Very quickly - and final reminder that you will find further explanation of this in the Fogarty essential reading - let’s look at a Q-Q plot. This is another way for checking the normality of our residuals.
A Q–Q plot draws a 45 degree line representing what we’d expect if the residuals were perfectly normally distributed, then plots the ordered residuals against the corresponding theoretical normal quantiles. The closer the points are to the line, the closer the residuals are to normal.
For our first model:
gg_qqplot(m2)
And our second model for comparison:
gg_qqplot(m3)
Here we can further see the skew and unevenness in the distribution of the residuals for our first model. Even if we had relied on the base R hist() for our histogram our Q-Q plot makes clear how the assumption of normality is not satisfied. With our second model we can see our residuals are closer in following the diagonal, but still with substantial divergence at the tails - in particular look at the points on the top-right. This suggests some violation of the normality assumption and indicates that some observations are poorly fitted by the model. These observations and the model may need further investigation.
As noted at the start, within the assignment do not worry about proposing specific statistical techniques that could be used to address any issues identified. The important thing is to be aware of the existence of these potential problems and to be transparent with the results in your interpretation.

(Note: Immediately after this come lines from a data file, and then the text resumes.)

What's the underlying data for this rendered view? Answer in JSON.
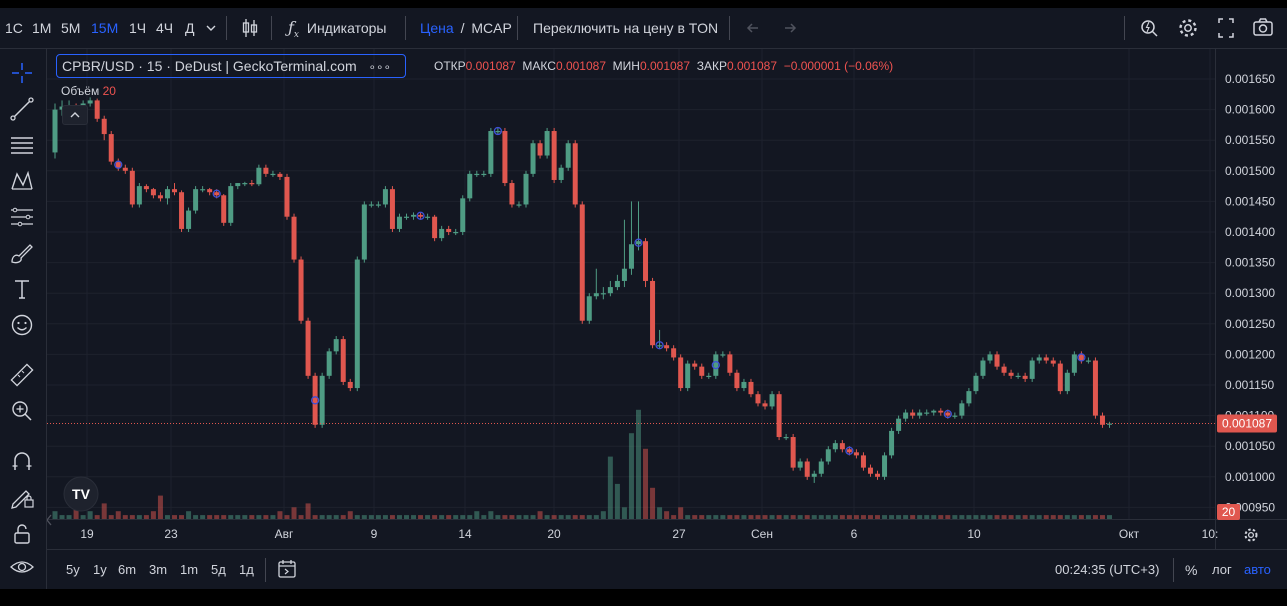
{
  "toolbar": {
    "intervals": [
      "1С",
      "1М",
      "5М",
      "15М",
      "1Ч",
      "4Ч",
      "Д"
    ],
    "active_interval": "15М",
    "indicators_label": "Индикаторы",
    "price_label": "Цена",
    "separator": "/",
    "mcap_label": "MCAP",
    "switch_label": "Переключить на цену в TON"
  },
  "legend": {
    "symbol": "CPBR/USD · 15 · DeDust | GeckoTerminal.com",
    "more": "∘∘∘",
    "open_key": "ОТКР",
    "open": "0.001087",
    "high_key": "МАКС",
    "high": "0.001087",
    "low_key": "МИН",
    "low": "0.001087",
    "close_key": "ЗАКР",
    "close": "0.001087",
    "change": "−0.000001 (−0.06%)",
    "volume_key": "Объём",
    "volume": "20"
  },
  "price_axis": {
    "ticks": [
      "0.001650",
      "0.001600",
      "0.001550",
      "0.001500",
      "0.001450",
      "0.001400",
      "0.001350",
      "0.001300",
      "0.001250",
      "0.001200",
      "0.001150",
      "0.001100",
      "0.001050",
      "0.001000",
      "0.000950"
    ],
    "last_price": "0.001087",
    "volume_badge": "20"
  },
  "time_axis": {
    "ticks": [
      "19",
      "23",
      "Авг",
      "9",
      "14",
      "20",
      "27",
      "Сен",
      "6",
      "10",
      "Окт",
      "10:"
    ]
  },
  "bottom": {
    "ranges": [
      "5y",
      "1y",
      "6m",
      "3m",
      "1m",
      "5д",
      "1д"
    ],
    "clock": "00:24:35 (UTC+3)",
    "percent": "%",
    "log": "лог",
    "auto": "авто"
  },
  "colors": {
    "up": "#4f9c84",
    "down": "#e0574f",
    "accent": "#2962ff",
    "background": "#131722"
  },
  "chart_data": {
    "type": "candlestick",
    "ylim": [
      0.000925,
      0.001675
    ],
    "candles": [
      [
        0.00153,
        0.00161,
        0.00152,
        0.0016
      ],
      [
        0.0016,
        0.001615,
        0.00159,
        0.001605
      ],
      [
        0.001605,
        0.001615,
        0.0016,
        0.001607
      ],
      [
        0.001607,
        0.00161,
        0.0016,
        0.001605
      ],
      [
        0.001605,
        0.001615,
        0.0016,
        0.00161
      ],
      [
        0.00161,
        0.00162,
        0.001605,
        0.001615
      ],
      [
        0.001615,
        0.001618,
        0.00158,
        0.001585
      ],
      [
        0.001585,
        0.00159,
        0.00155,
        0.00156
      ],
      [
        0.00156,
        0.001565,
        0.00151,
        0.001515
      ],
      [
        0.001515,
        0.00152,
        0.0015,
        0.001505
      ],
      [
        0.001505,
        0.00151,
        0.001495,
        0.0015
      ],
      [
        0.0015,
        0.001505,
        0.00144,
        0.001445
      ],
      [
        0.001445,
        0.00148,
        0.00144,
        0.001475
      ],
      [
        0.001475,
        0.001478,
        0.001465,
        0.00147
      ],
      [
        0.00147,
        0.001472,
        0.001455,
        0.00146
      ],
      [
        0.00146,
        0.001465,
        0.00145,
        0.001455
      ],
      [
        0.001455,
        0.001475,
        0.001445,
        0.00147
      ],
      [
        0.00147,
        0.00148,
        0.00146,
        0.001465
      ],
      [
        0.001465,
        0.001468,
        0.0014,
        0.001405
      ],
      [
        0.001405,
        0.00144,
        0.0014,
        0.001435
      ],
      [
        0.001435,
        0.001475,
        0.00143,
        0.00147
      ],
      [
        0.00147,
        0.001475,
        0.001465,
        0.00147
      ],
      [
        0.00147,
        0.001472,
        0.00146,
        0.001465
      ],
      [
        0.001465,
        0.00147,
        0.001455,
        0.00146
      ],
      [
        0.00146,
        0.001462,
        0.00141,
        0.001415
      ],
      [
        0.001415,
        0.00148,
        0.00141,
        0.001475
      ],
      [
        0.001475,
        0.00148,
        0.00147,
        0.00148
      ],
      [
        0.00148,
        0.001482,
        0.001475,
        0.00148
      ],
      [
        0.00148,
        0.001485,
        0.001475,
        0.001478
      ],
      [
        0.001478,
        0.00151,
        0.001475,
        0.001505
      ],
      [
        0.001505,
        0.00151,
        0.00149,
        0.001495
      ],
      [
        0.001495,
        0.0015,
        0.00149,
        0.001495
      ],
      [
        0.001495,
        0.001498,
        0.001485,
        0.00149
      ],
      [
        0.00149,
        0.001495,
        0.00142,
        0.001425
      ],
      [
        0.001425,
        0.00143,
        0.00135,
        0.001355
      ],
      [
        0.001355,
        0.00136,
        0.00125,
        0.001255
      ],
      [
        0.001255,
        0.00126,
        0.00116,
        0.001165
      ],
      [
        0.001165,
        0.00117,
        0.00108,
        0.001085
      ],
      [
        0.001085,
        0.00117,
        0.00108,
        0.001165
      ],
      [
        0.001165,
        0.00121,
        0.00116,
        0.001205
      ],
      [
        0.001205,
        0.00123,
        0.0012,
        0.001225
      ],
      [
        0.001225,
        0.00123,
        0.00115,
        0.001155
      ],
      [
        0.001155,
        0.00116,
        0.00114,
        0.001145
      ],
      [
        0.001145,
        0.00136,
        0.00114,
        0.001355
      ],
      [
        0.001355,
        0.00145,
        0.00135,
        0.001445
      ],
      [
        0.001445,
        0.00145,
        0.00144,
        0.001445
      ],
      [
        0.001445,
        0.00145,
        0.00144,
        0.001445
      ],
      [
        0.001445,
        0.001475,
        0.00144,
        0.00147
      ],
      [
        0.00147,
        0.001475,
        0.0014,
        0.001405
      ],
      [
        0.001405,
        0.00143,
        0.0014,
        0.001425
      ],
      [
        0.001425,
        0.00143,
        0.00142,
        0.001425
      ],
      [
        0.001425,
        0.001432,
        0.00142,
        0.001428
      ],
      [
        0.001428,
        0.001432,
        0.00142,
        0.001425
      ],
      [
        0.001425,
        0.00143,
        0.00142,
        0.001425
      ],
      [
        0.001425,
        0.001428,
        0.001385,
        0.00139
      ],
      [
        0.00139,
        0.00141,
        0.001385,
        0.001405
      ],
      [
        0.001405,
        0.00141,
        0.001395,
        0.0014
      ],
      [
        0.0014,
        0.001405,
        0.001395,
        0.0014
      ],
      [
        0.0014,
        0.00146,
        0.001395,
        0.001455
      ],
      [
        0.001455,
        0.0015,
        0.00145,
        0.001495
      ],
      [
        0.001495,
        0.0015,
        0.00149,
        0.001495
      ],
      [
        0.001495,
        0.0015,
        0.00149,
        0.001495
      ],
      [
        0.001495,
        0.00157,
        0.00149,
        0.001565
      ],
      [
        0.001565,
        0.00157,
        0.00156,
        0.001565
      ],
      [
        0.001565,
        0.00157,
        0.001475,
        0.00148
      ],
      [
        0.00148,
        0.001485,
        0.00144,
        0.001445
      ],
      [
        0.001445,
        0.00145,
        0.00144,
        0.001445
      ],
      [
        0.001445,
        0.0015,
        0.00144,
        0.001495
      ],
      [
        0.001495,
        0.00155,
        0.00149,
        0.001545
      ],
      [
        0.001545,
        0.00155,
        0.00152,
        0.001525
      ],
      [
        0.001525,
        0.00157,
        0.00152,
        0.001565
      ],
      [
        0.001565,
        0.00157,
        0.00148,
        0.001485
      ],
      [
        0.001485,
        0.00151,
        0.00148,
        0.001505
      ],
      [
        0.001505,
        0.00155,
        0.0015,
        0.001545
      ],
      [
        0.001545,
        0.00155,
        0.00144,
        0.001445
      ],
      [
        0.001445,
        0.00145,
        0.00125,
        0.001255
      ],
      [
        0.001255,
        0.0013,
        0.00125,
        0.001295
      ],
      [
        0.001295,
        0.00134,
        0.00129,
        0.0013
      ],
      [
        0.0013,
        0.00131,
        0.00129,
        0.0013
      ],
      [
        0.0013,
        0.00132,
        0.001295,
        0.00131
      ],
      [
        0.00131,
        0.00133,
        0.001305,
        0.00132
      ],
      [
        0.00132,
        0.00142,
        0.00131,
        0.00134
      ],
      [
        0.00134,
        0.00145,
        0.00133,
        0.00138
      ],
      [
        0.00138,
        0.00145,
        0.00137,
        0.001385
      ],
      [
        0.001385,
        0.00139,
        0.00131,
        0.00132
      ],
      [
        0.00132,
        0.001325,
        0.00121,
        0.001215
      ],
      [
        0.001215,
        0.00124,
        0.00121,
        0.001215
      ],
      [
        0.001215,
        0.00122,
        0.001205,
        0.00121
      ],
      [
        0.00121,
        0.001215,
        0.00119,
        0.001195
      ],
      [
        0.001195,
        0.0012,
        0.00114,
        0.001145
      ],
      [
        0.001145,
        0.00119,
        0.00114,
        0.001185
      ],
      [
        0.001185,
        0.00119,
        0.001175,
        0.00118
      ],
      [
        0.00118,
        0.001185,
        0.00116,
        0.001165
      ],
      [
        0.001165,
        0.00117,
        0.00116,
        0.001165
      ],
      [
        0.001165,
        0.001205,
        0.00116,
        0.0012
      ],
      [
        0.0012,
        0.001205,
        0.001195,
        0.0012
      ],
      [
        0.0012,
        0.001205,
        0.001165,
        0.00117
      ],
      [
        0.00117,
        0.001175,
        0.00114,
        0.001145
      ],
      [
        0.001145,
        0.00116,
        0.00114,
        0.001155
      ],
      [
        0.001155,
        0.00116,
        0.00113,
        0.001135
      ],
      [
        0.001135,
        0.00114,
        0.001115,
        0.00112
      ],
      [
        0.00112,
        0.001125,
        0.00111,
        0.001115
      ],
      [
        0.001115,
        0.00114,
        0.00111,
        0.001135
      ],
      [
        0.001135,
        0.00114,
        0.00106,
        0.001065
      ],
      [
        0.001065,
        0.00107,
        0.00106,
        0.001065
      ],
      [
        0.001065,
        0.00107,
        0.00101,
        0.001015
      ],
      [
        0.001015,
        0.00103,
        0.00101,
        0.001025
      ],
      [
        0.001025,
        0.00103,
        0.000995,
        0.001
      ],
      [
        0.001,
        0.00101,
        0.00099,
        0.001005
      ],
      [
        0.001005,
        0.00103,
        0.001,
        0.001025
      ],
      [
        0.001025,
        0.00105,
        0.00102,
        0.001045
      ],
      [
        0.001045,
        0.00106,
        0.00104,
        0.001055
      ],
      [
        0.001055,
        0.00106,
        0.00104,
        0.001045
      ],
      [
        0.001045,
        0.00105,
        0.001035,
        0.00104
      ],
      [
        0.00104,
        0.001045,
        0.00103,
        0.001035
      ],
      [
        0.001035,
        0.00104,
        0.00101,
        0.001015
      ],
      [
        0.001015,
        0.00102,
        0.001,
        0.001005
      ],
      [
        0.001005,
        0.00101,
        0.000995,
        0.001
      ],
      [
        0.001,
        0.00104,
        0.000995,
        0.001035
      ],
      [
        0.001035,
        0.00108,
        0.00103,
        0.001075
      ],
      [
        0.001075,
        0.0011,
        0.00107,
        0.001095
      ],
      [
        0.001095,
        0.00111,
        0.00109,
        0.001105
      ],
      [
        0.001105,
        0.00111,
        0.001095,
        0.0011
      ],
      [
        0.0011,
        0.00111,
        0.001095,
        0.001105
      ],
      [
        0.001105,
        0.00111,
        0.0011,
        0.001105
      ],
      [
        0.001105,
        0.00111,
        0.0011,
        0.001108
      ],
      [
        0.001108,
        0.001112,
        0.0011,
        0.001105
      ],
      [
        0.001105,
        0.00111,
        0.001095,
        0.0011
      ],
      [
        0.0011,
        0.001105,
        0.001095,
        0.0011
      ],
      [
        0.0011,
        0.001125,
        0.001095,
        0.00112
      ],
      [
        0.00112,
        0.001145,
        0.001115,
        0.00114
      ],
      [
        0.00114,
        0.00117,
        0.001135,
        0.001165
      ],
      [
        0.001165,
        0.001195,
        0.00116,
        0.00119
      ],
      [
        0.00119,
        0.001205,
        0.001185,
        0.0012
      ],
      [
        0.0012,
        0.001205,
        0.001175,
        0.00118
      ],
      [
        0.00118,
        0.001185,
        0.001165,
        0.00117
      ],
      [
        0.00117,
        0.001175,
        0.00116,
        0.001165
      ],
      [
        0.001165,
        0.00117,
        0.00116,
        0.001165
      ],
      [
        0.001165,
        0.00117,
        0.001155,
        0.00116
      ],
      [
        0.00116,
        0.001195,
        0.001155,
        0.00119
      ],
      [
        0.00119,
        0.0012,
        0.001185,
        0.001195
      ],
      [
        0.001195,
        0.0012,
        0.001185,
        0.00119
      ],
      [
        0.00119,
        0.001195,
        0.00118,
        0.001185
      ],
      [
        0.001185,
        0.00119,
        0.001135,
        0.00114
      ],
      [
        0.00114,
        0.001175,
        0.001135,
        0.00117
      ],
      [
        0.00117,
        0.001205,
        0.001165,
        0.0012
      ],
      [
        0.0012,
        0.001205,
        0.001185,
        0.00119
      ],
      [
        0.00119,
        0.001195,
        0.001185,
        0.00119
      ],
      [
        0.00119,
        0.001195,
        0.001095,
        0.0011
      ],
      [
        0.0011,
        0.001105,
        0.00108,
        0.001085
      ],
      [
        0.001085,
        0.00109,
        0.00108,
        0.001087
      ]
    ],
    "volumes": [
      2,
      1,
      1,
      3,
      1,
      2,
      1,
      4,
      1,
      2,
      1,
      1,
      1,
      1,
      2,
      6,
      1,
      1,
      1,
      2,
      1,
      1,
      1,
      1,
      1,
      1,
      1,
      1,
      1,
      1,
      1,
      1,
      2,
      1,
      3,
      1,
      4,
      1,
      1,
      1,
      1,
      1,
      2,
      1,
      1,
      1,
      1,
      1,
      1,
      1,
      1,
      1,
      1,
      1,
      1,
      1,
      1,
      1,
      1,
      1,
      2,
      1,
      2,
      1,
      1,
      1,
      1,
      1,
      1,
      2,
      1,
      1,
      1,
      1,
      1,
      1,
      1,
      1,
      2,
      16,
      9,
      3,
      22,
      28,
      18,
      8,
      3,
      2,
      1,
      3,
      1,
      1,
      1,
      1,
      1,
      1,
      1,
      1,
      1,
      1,
      1,
      1,
      1,
      1,
      1,
      1,
      1,
      1,
      1,
      1,
      1,
      1,
      1,
      1,
      1,
      1,
      1,
      1,
      1,
      1,
      1,
      1,
      1,
      1,
      1,
      1,
      1,
      1,
      1,
      1,
      1,
      1,
      1,
      1,
      1,
      1,
      1,
      1,
      1,
      1,
      1,
      1,
      1,
      1,
      1,
      1,
      1,
      1,
      1,
      1,
      1,
      1,
      3,
      1,
      1
    ],
    "markers": [
      9,
      23,
      37,
      52,
      63,
      83,
      86,
      94,
      113,
      127,
      146
    ]
  }
}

For example, acknowledge the limitations of your assumptions checks.
Lab activities
Returning to the model you put together in the activities at the end of the lab last week, whether that was using the suggested variables or ones you selected:
- Comment on the R2, adjusted R2, and F-statistic to interpret the model fit.
- How many observations were removed due to missing values? Can you find which variables are contributing to this and whether this has any implications for the model?
- Plot a histogram of the residuals. Do they look normally distributed? Can we trust our estimates or would you advise to carry out further actions to verify the adequate interpretation of this model?
- Discuss your answers with your neighbour or tutor.